Around the age of 43 I started to suffer from restless legs. I was then about to begin the menopausal transition. Over time, I have gotten the impression that RLS could also be related to a person’s hormone balance. That is why I make the link here between the transition and restless legs.
Earlier I wrote about another phase in the life of many women, namely pregnancy. Many pregnant women experience restless legs around the third trimester. These may be related to folic acid deficiency. I do not know to what extent this deficiency is related to hormonal changes.
During the menopause, a lot changes in a woman’s body. This is a process of years. I have already read with a couple of fellow sufferers that there are women whose RLS started when they were in menopause. Could those two things be related?
In this blog I will elaborate on the following questions:
- What exactly happens during the transition?
- Is there a link between menopause and restless legs?
You can see menopausal transition as a phase of life. During this phase, the female body gradually produces less of the sex hormones estrogen and progesterone. The stock of eggs in the ovaries continues to decrease.
Menopausal transition is over when a woman has not had a period for at least a year. Only then do you speak of menopause.
The decrease in estrogen can have significant consequences. Women often develop all kinds of complaints during the transition period. A few examples of this are: hot flashes, muscle and joint pain, poor sleep, mood swings, depression, irregular blood loss and osteoporosis.

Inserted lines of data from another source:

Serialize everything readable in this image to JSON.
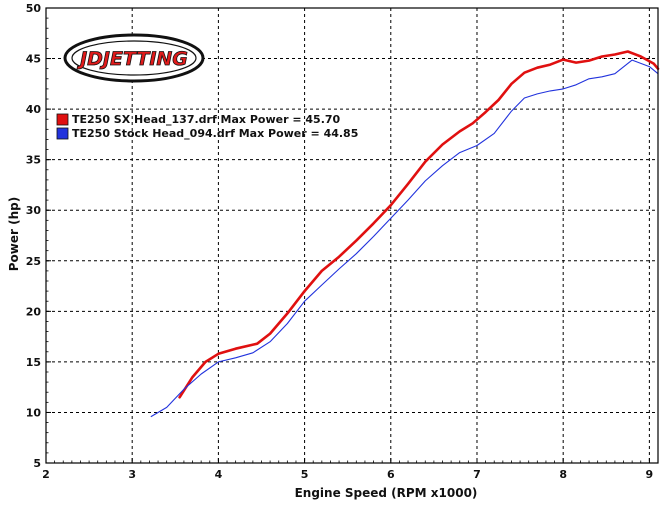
{
  "logo": {
    "text": "JDJETTING"
  },
  "chart_data": {
    "type": "line",
    "title": "",
    "xlabel": "Engine Speed (RPM x1000)",
    "ylabel": "Power (hp)",
    "xlim": [
      2,
      9.1
    ],
    "ylim": [
      5,
      50
    ],
    "xticks": [
      2,
      3,
      4,
      5,
      6,
      7,
      8,
      9
    ],
    "yticks": [
      5,
      10,
      15,
      20,
      25,
      30,
      35,
      40,
      45,
      50
    ],
    "grid": true,
    "legend_position": "top-left",
    "series": [
      {
        "name": "TE250 SX Head_137.drf Max Power = 45.70",
        "color": "#e01010",
        "x": [
          3.55,
          3.7,
          3.85,
          4.0,
          4.2,
          4.45,
          4.6,
          4.8,
          5.0,
          5.2,
          5.4,
          5.6,
          5.8,
          6.0,
          6.2,
          6.4,
          6.6,
          6.8,
          6.95,
          7.1,
          7.25,
          7.4,
          7.55,
          7.7,
          7.85,
          8.0,
          8.15,
          8.3,
          8.45,
          8.6,
          8.75,
          8.9,
          9.05,
          9.1
        ],
        "y": [
          11.5,
          13.5,
          15.0,
          15.8,
          16.3,
          16.8,
          17.8,
          19.8,
          22.0,
          24.0,
          25.4,
          27.0,
          28.7,
          30.5,
          32.6,
          34.8,
          36.5,
          37.8,
          38.6,
          39.7,
          40.9,
          42.5,
          43.6,
          44.1,
          44.4,
          44.9,
          44.6,
          44.8,
          45.2,
          45.4,
          45.7,
          45.2,
          44.5,
          44.0
        ]
      },
      {
        "name": "TE250 Stock Head_094.drf Max Power = 44.85",
        "color": "#2233dd",
        "x": [
          3.22,
          3.4,
          3.6,
          3.8,
          4.0,
          4.2,
          4.4,
          4.6,
          4.8,
          5.0,
          5.2,
          5.4,
          5.6,
          5.8,
          6.0,
          6.2,
          6.4,
          6.6,
          6.8,
          7.0,
          7.2,
          7.4,
          7.55,
          7.7,
          7.85,
          8.0,
          8.15,
          8.3,
          8.45,
          8.6,
          8.8,
          9.0,
          9.1
        ],
        "y": [
          9.6,
          10.5,
          12.3,
          13.8,
          15.0,
          15.4,
          15.9,
          17.0,
          18.8,
          21.0,
          22.6,
          24.2,
          25.7,
          27.4,
          29.2,
          31.0,
          32.9,
          34.4,
          35.7,
          36.4,
          37.6,
          39.8,
          41.1,
          41.5,
          41.8,
          42.0,
          42.4,
          43.0,
          43.2,
          43.5,
          44.85,
          44.2,
          43.5
        ]
      }
    ]
  }
}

Menopausal symptoms start on average about five years before the last menstrual period and last up to two to three years after menopause. Longer or shorter also occurs. Menopause takes place between the fortieth and sixtieth year of life.
As I wrote above, it is quite common for women to experience restless legs during menopausal transition. Whether there is a clear link between the menopause and restless legs is an interesting question to me.
Hormonally, there is a link between the reduced production of estrogen and the production of other hormones. Estrogen promotes endorphins and serotonin production. Endorphins increase dopamine release. I am not a doctor, but this seems worthwhile to investigate further. Does less estrogen from the transition via less endorphins cause less dopamine, and thus RLS?
For me personally the complaints of restless legs started when I was at the beginning of the menopausal transition. I already had mild symptoms of RLS before. In a fairly short time my legs started to keep me awake more and more. Within a few months, not a night passed without restless legs.
My suspicion is that menopausal transition is a “trigger” for RLS. By this I mean that someone already has a predisposition to develop the condition. It can be hereditary, as in most cases of primary RLS. Once there has been such a trigger, the troubled legs often develop into a chronic and progressive condition. In other words, it keeps getting worse and you won’t ever get rid of it.
In the Netherlands, only a small percentage of menopausal women receives hormone therapy. This percentage is on average much lower than in other European countries. Dutch doctors are extremely cautious in prescribing them.
If there is a link between menopause and restless legs, hormone therapy could also be of interest to women who develop RLS during menopause. The approach to reduced estrogen could immediately have a positive effect on the complaints of restless legs.
For hormone treatment, there are tablets and plasters, as well as creams and gels. These usually contain a combination of estrogen and progesterone. Sometimes a hormone preparation contains only estrogen. The choice of a certain hormone therapy or a specific dose depends on the complaints. One woman is not the other. The types of complaints and the extent to which someone suffers from them can differ greatly.
There are various hormone supplements, for during the menopause transition and for after the menopause. In the Netherlands, hormone treatment is only prescribed if a woman suffers from (severe) menopausal symptoms on a daily basis. In other European countries, doctors are less conservative and prescribe such therapy much more often.